Auxerre certainly furnished the worst specimen we met with on the road; at no other place had we any right to complain of our entertainment, and at some the fare might be called sumptuous.

On the third morning from our departure from Paris, when nearly exhausted, the rising sun gave us a view of the environs of Lyons. We had been afraid to stop at Chalons the day before, having been informed that the Saone was not sufficiently full to ensure the certainty of the steam-boat's arrival at the promised time at Lyons. This was a great disappointment, but we were rewarded by the rich and beautiful scenery which characterises the route by land. We could not help fancying that we could distinguish the home of Claude Melnotte amid those villages that dotted the splendid panorama; and the pleasure, with which I, at least, contemplated the fine old city, was not a little enhanced by its association with the Lady of Lyons and her peasant lover.

Lyons more than realised all the notions which I had formed concerning it, having an air of antique grandeur which I had vainly expected to find at Rouen.
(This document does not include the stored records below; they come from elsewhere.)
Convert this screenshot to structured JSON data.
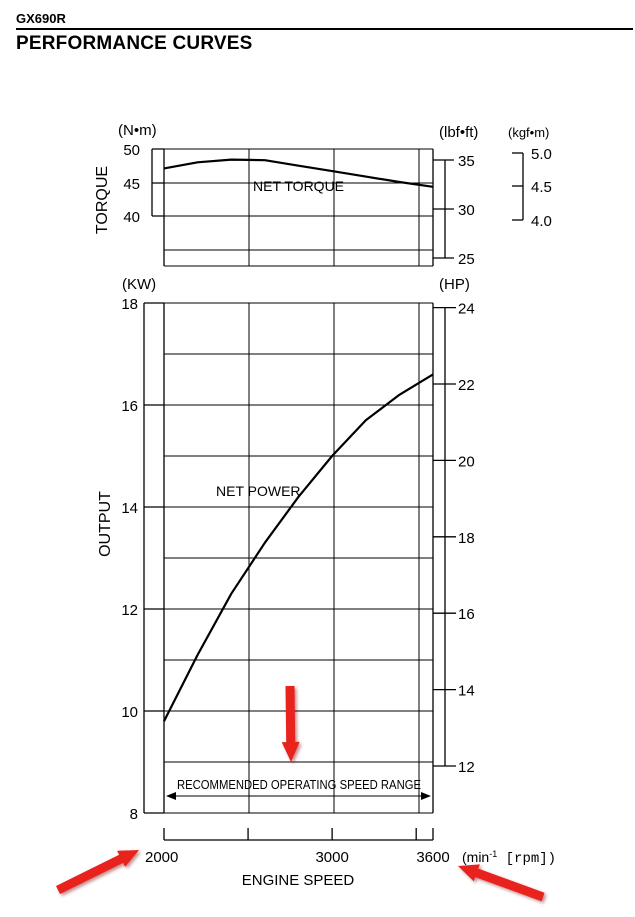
{
  "header": {
    "model": "GX690R",
    "title": "PERFORMANCE CURVES"
  },
  "chart_data": {
    "type": "line",
    "xlabel": "ENGINE SPEED",
    "x_unit": "(min",
    "x_unit_sup": "-1",
    "x_unit_rest": " [rpm])",
    "xlim": [
      2000,
      3600
    ],
    "x_ticks": [
      2000,
      3000,
      3600
    ],
    "x_minor": [
      2500,
      3500
    ],
    "torque_panel": {
      "ylabel": "TORQUE",
      "unit_left": "(N•m)",
      "unit_right": "(lbf•ft)",
      "unit_far": "(kgf•m)",
      "ticks_left": [
        "50",
        "45",
        "40"
      ],
      "ticks_right": [
        "35",
        "30",
        "25"
      ],
      "ticks_far": [
        "5.0",
        "4.5",
        "4.0"
      ],
      "series": [
        {
          "name": "NET TORQUE",
          "unit": "N•m",
          "x": [
            2000,
            2200,
            2400,
            2600,
            2800,
            3000,
            3200,
            3400,
            3600
          ],
          "y": [
            47.0,
            47.9,
            48.3,
            48.2,
            47.4,
            46.6,
            45.8,
            45.0,
            44.3
          ]
        }
      ]
    },
    "output_panel": {
      "ylabel": "OUTPUT",
      "unit_left": "(KW)",
      "unit_right": "(HP)",
      "ylim": [
        8,
        18
      ],
      "ticks_left": [
        "18",
        "16",
        "14",
        "12",
        "10",
        "8"
      ],
      "ticks_right": [
        "24",
        "22",
        "20",
        "18",
        "16",
        "14",
        "12"
      ],
      "series": [
        {
          "name": "NET POWER",
          "unit": "kW",
          "x": [
            2000,
            2200,
            2400,
            2600,
            2800,
            3000,
            3200,
            3400,
            3600
          ],
          "y": [
            9.8,
            11.1,
            12.3,
            13.3,
            14.2,
            15.0,
            15.7,
            16.2,
            16.6
          ]
        }
      ]
    },
    "annotation": "RECOMMENDED OPERATING SPEED RANGE",
    "accent_color": "#e8231f"
  }
}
It is well-built throughout, without that striking contrast between the newer buildings and the more ancient edifices, which is so remarkable in the capital of Normandy. The Hotel de Ville, in the large square, is a particularly fine building, and the whole city looks as if it had been for centuries the seat of wealth and commerce.
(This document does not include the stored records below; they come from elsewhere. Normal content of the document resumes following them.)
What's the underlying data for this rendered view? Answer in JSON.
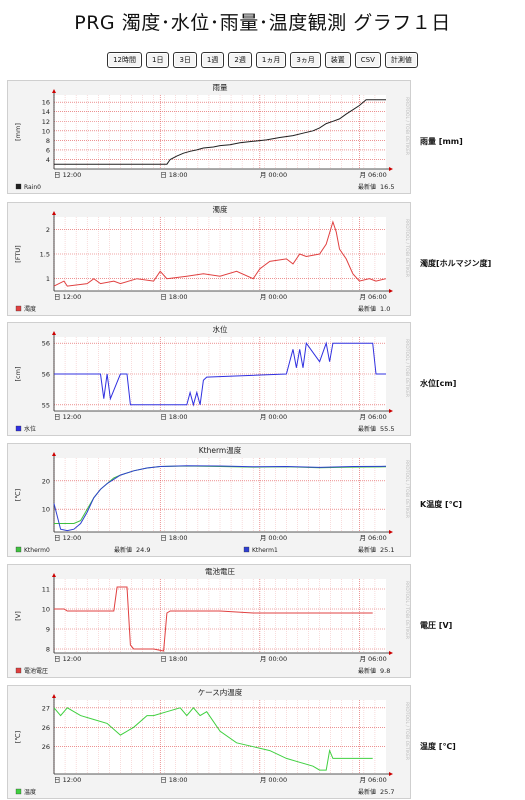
{
  "title": "PRG 濁度･水位･雨量･温度観測 グラフ１日",
  "buttons": [
    "12時間",
    "1日",
    "3日",
    "1週",
    "2週",
    "1ヵ月",
    "3ヵ月",
    "装置",
    "CSV",
    "計測値"
  ],
  "latest_label": "最新値",
  "watermark": "RRDTOOL / TOBI OETIKER",
  "colors": {
    "grid_major": "#e05050",
    "grid_minor": "#f0b8b8",
    "axis": "#222",
    "panel_bg": "#f3f3f3",
    "plot_bg": "#ffffff"
  },
  "chart_data": [
    {
      "type": "line",
      "title": "雨量",
      "ylabel": "[mm]",
      "side_label": "雨量 [mm]",
      "ylim": [
        2,
        17.5
      ],
      "yticks": [
        4,
        6,
        8,
        10,
        12,
        14,
        16
      ],
      "xlabels": [
        "日 12:00",
        "日 18:00",
        "月 00:00",
        "月 06:00"
      ],
      "series": [
        {
          "name": "Rain0",
          "color": "#202020",
          "latest": "16.5",
          "x": [
            0,
            0.34,
            0.35,
            0.37,
            0.39,
            0.41,
            0.43,
            0.45,
            0.48,
            0.5,
            0.53,
            0.56,
            0.6,
            0.64,
            0.68,
            0.72,
            0.75,
            0.78,
            0.8,
            0.82,
            0.84,
            0.86,
            0.88,
            0.9,
            0.92,
            0.94,
            1
          ],
          "y": [
            3,
            3,
            4,
            4.7,
            5.3,
            5.7,
            6,
            6.4,
            6.6,
            6.9,
            7.1,
            7.5,
            7.8,
            8.1,
            8.6,
            9,
            9.5,
            10,
            10.6,
            11.5,
            12,
            12.5,
            13.5,
            14.4,
            15.3,
            16.5,
            16.5
          ]
        }
      ]
    },
    {
      "type": "line",
      "title": "濁度",
      "ylabel": "[FTU]",
      "side_label": "濁度[ホルマジン度]",
      "ylim": [
        0.75,
        2.25
      ],
      "yticks": [
        1.0,
        1.5,
        2.0
      ],
      "xlabels": [
        "日 12:00",
        "日 18:00",
        "月 00:00",
        "月 06:00"
      ],
      "series": [
        {
          "name": "濁度",
          "color": "#e04040",
          "latest": "1.0",
          "x": [
            0,
            0.03,
            0.04,
            0.1,
            0.12,
            0.14,
            0.18,
            0.2,
            0.25,
            0.3,
            0.32,
            0.34,
            0.4,
            0.45,
            0.5,
            0.55,
            0.6,
            0.62,
            0.65,
            0.7,
            0.72,
            0.74,
            0.76,
            0.8,
            0.82,
            0.84,
            0.85,
            0.86,
            0.88,
            0.9,
            0.92,
            0.95,
            0.97,
            1
          ],
          "y": [
            0.85,
            0.95,
            0.85,
            0.9,
            1.0,
            0.9,
            0.95,
            0.9,
            1.0,
            0.95,
            1.15,
            1.0,
            1.05,
            1.1,
            1.05,
            1.15,
            1.0,
            1.2,
            1.35,
            1.4,
            1.3,
            1.5,
            1.45,
            1.5,
            1.7,
            2.15,
            1.95,
            1.6,
            1.4,
            1.1,
            0.95,
            1.0,
            0.95,
            1.0
          ]
        }
      ]
    },
    {
      "type": "line",
      "title": "水位",
      "ylabel": "[cm]",
      "side_label": "水位[cm]",
      "ylim": [
        54.9,
        56.1
      ],
      "yticks": [
        55,
        55.5,
        56
      ],
      "ytick_labels": [
        "55",
        "56",
        "56"
      ],
      "xlabels": [
        "日 12:00",
        "日 18:00",
        "月 00:00",
        "月 06:00"
      ],
      "series": [
        {
          "name": "水位",
          "color": "#3030e0",
          "latest": "55.5",
          "x": [
            0,
            0.14,
            0.15,
            0.16,
            0.17,
            0.2,
            0.22,
            0.23,
            0.24,
            0.25,
            0.4,
            0.41,
            0.42,
            0.43,
            0.44,
            0.45,
            0.46,
            0.7,
            0.72,
            0.73,
            0.74,
            0.75,
            0.76,
            0.8,
            0.82,
            0.83,
            0.84,
            0.96,
            0.97,
            1
          ],
          "y": [
            55.5,
            55.5,
            55.1,
            55.5,
            55.1,
            55.5,
            55.5,
            55.0,
            55.0,
            55.0,
            55.0,
            55.2,
            55.0,
            55.2,
            55.0,
            55.4,
            55.45,
            55.5,
            55.9,
            55.6,
            55.9,
            55.6,
            56.0,
            55.7,
            56.0,
            55.7,
            56.0,
            56.0,
            55.5,
            55.5
          ]
        }
      ]
    },
    {
      "type": "line",
      "title": "Ktherm温度",
      "ylabel": "[℃]",
      "side_label": "K温度 [℃]",
      "ylim": [
        2,
        28
      ],
      "yticks": [
        10,
        20
      ],
      "xlabels": [
        "日 12:00",
        "日 18:00",
        "月 00:00",
        "月 06:00"
      ],
      "series": [
        {
          "name": "Ktherm0",
          "color": "#40c040",
          "latest": "24.9",
          "x": [
            0,
            0.02,
            0.04,
            0.06,
            0.08,
            0.1,
            0.12,
            0.14,
            0.16,
            0.18,
            0.2,
            0.24,
            0.28,
            0.32,
            0.4,
            0.5,
            0.6,
            0.7,
            0.8,
            0.9,
            1
          ],
          "y": [
            5,
            5,
            5,
            5,
            6,
            10,
            14,
            17,
            19,
            21,
            22,
            23.5,
            24.5,
            25,
            25.2,
            25,
            24.8,
            24.9,
            24.6,
            24.8,
            24.9
          ]
        },
        {
          "name": "Ktherm1",
          "color": "#3040d0",
          "latest": "25.1",
          "x": [
            0,
            0.02,
            0.04,
            0.06,
            0.08,
            0.1,
            0.12,
            0.14,
            0.16,
            0.18,
            0.2,
            0.24,
            0.28,
            0.32,
            0.4,
            0.5,
            0.6,
            0.7,
            0.8,
            0.9,
            1
          ],
          "y": [
            12,
            3,
            2.5,
            3,
            5,
            9,
            14,
            17,
            19,
            20.5,
            22,
            23.5,
            24.5,
            25,
            25.3,
            25.2,
            24.9,
            25,
            24.7,
            25,
            25.1
          ]
        }
      ]
    },
    {
      "type": "line",
      "title": "電池電圧",
      "ylabel": "[V]",
      "side_label": "電圧 [V]",
      "ylim": [
        7.8,
        11.5
      ],
      "yticks": [
        8,
        9,
        10,
        11
      ],
      "xlabels": [
        "日 12:00",
        "日 18:00",
        "月 00:00",
        "月 06:00"
      ],
      "series": [
        {
          "name": "電池電圧",
          "color": "#e04040",
          "latest": "9.8",
          "x": [
            0,
            0.03,
            0.04,
            0.18,
            0.19,
            0.22,
            0.23,
            0.24,
            0.3,
            0.33,
            0.34,
            0.35,
            0.5,
            0.6,
            0.7,
            0.8,
            0.9,
            0.96
          ],
          "y": [
            10.0,
            10.0,
            9.9,
            9.9,
            11.1,
            11.1,
            8.2,
            8.0,
            8.0,
            7.9,
            9.8,
            9.9,
            9.9,
            9.8,
            9.8,
            9.8,
            9.8,
            9.8
          ]
        }
      ]
    },
    {
      "type": "line",
      "title": "ケース内温度",
      "ylabel": "[℃]",
      "side_label": "温度 [℃]",
      "ylim": [
        25.3,
        27.2
      ],
      "yticks": [
        26,
        26.5,
        27
      ],
      "ytick_labels": [
        "26",
        "26",
        "27"
      ],
      "xlabels": [
        "日 12:00",
        "日 18:00",
        "月 00:00",
        "月 06:00"
      ],
      "series": [
        {
          "name": "温度",
          "color": "#40d040",
          "latest": "25.7",
          "x": [
            0,
            0.02,
            0.04,
            0.08,
            0.12,
            0.16,
            0.2,
            0.24,
            0.28,
            0.3,
            0.34,
            0.38,
            0.4,
            0.42,
            0.44,
            0.46,
            0.5,
            0.55,
            0.6,
            0.65,
            0.7,
            0.74,
            0.78,
            0.8,
            0.82,
            0.83,
            0.84,
            0.86,
            0.9,
            0.96
          ],
          "y": [
            27,
            26.8,
            27,
            26.8,
            26.7,
            26.6,
            26.3,
            26.5,
            26.8,
            26.8,
            26.9,
            27,
            26.8,
            27,
            26.8,
            26.9,
            26.4,
            26.1,
            26,
            25.9,
            25.7,
            25.6,
            25.5,
            25.4,
            25.4,
            25.9,
            25.7,
            25.7,
            25.7,
            25.7
          ]
        }
      ]
    }
  ]
}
Friends in England, and the few we met with or made in Paris, had furnished us with the names of the hotels it would be most advisable to put up at; but these lists were, as a matter of course, lost, and we usually made for the nearest to the place where we stopped. The Hotel de Paris, which looks upon the Hotel de Ville, was the one we selected at Lyons; it was large and commodious, but had a dull and melancholy air. As it is usual in French hotels, the building enclosed a court-yard in the centre, with galleries running round the three sides, and reaching to the upper stories. The furniture, handsome of its kind, was somewhat faded, adding to the gloom which is so often the characteristic of a provincial inn.

As soon as possible, we sallied forth, according to our usual wont, to see as much as we could of the town and its environs; both invited a longer stay, but we were anxious to be at Marseilles by the 19th, and therefore agreed to rise at half-past three on the following morning, in order to be ready for the steamer, which started an hour after. We had begun, indeed, to fancy sleep a superfluous indulgence; my female friend (Miss E.), as well as myself, suffering no other inconvenience from three nights spent in a diligence than that occasioned by swelled feet and ancles.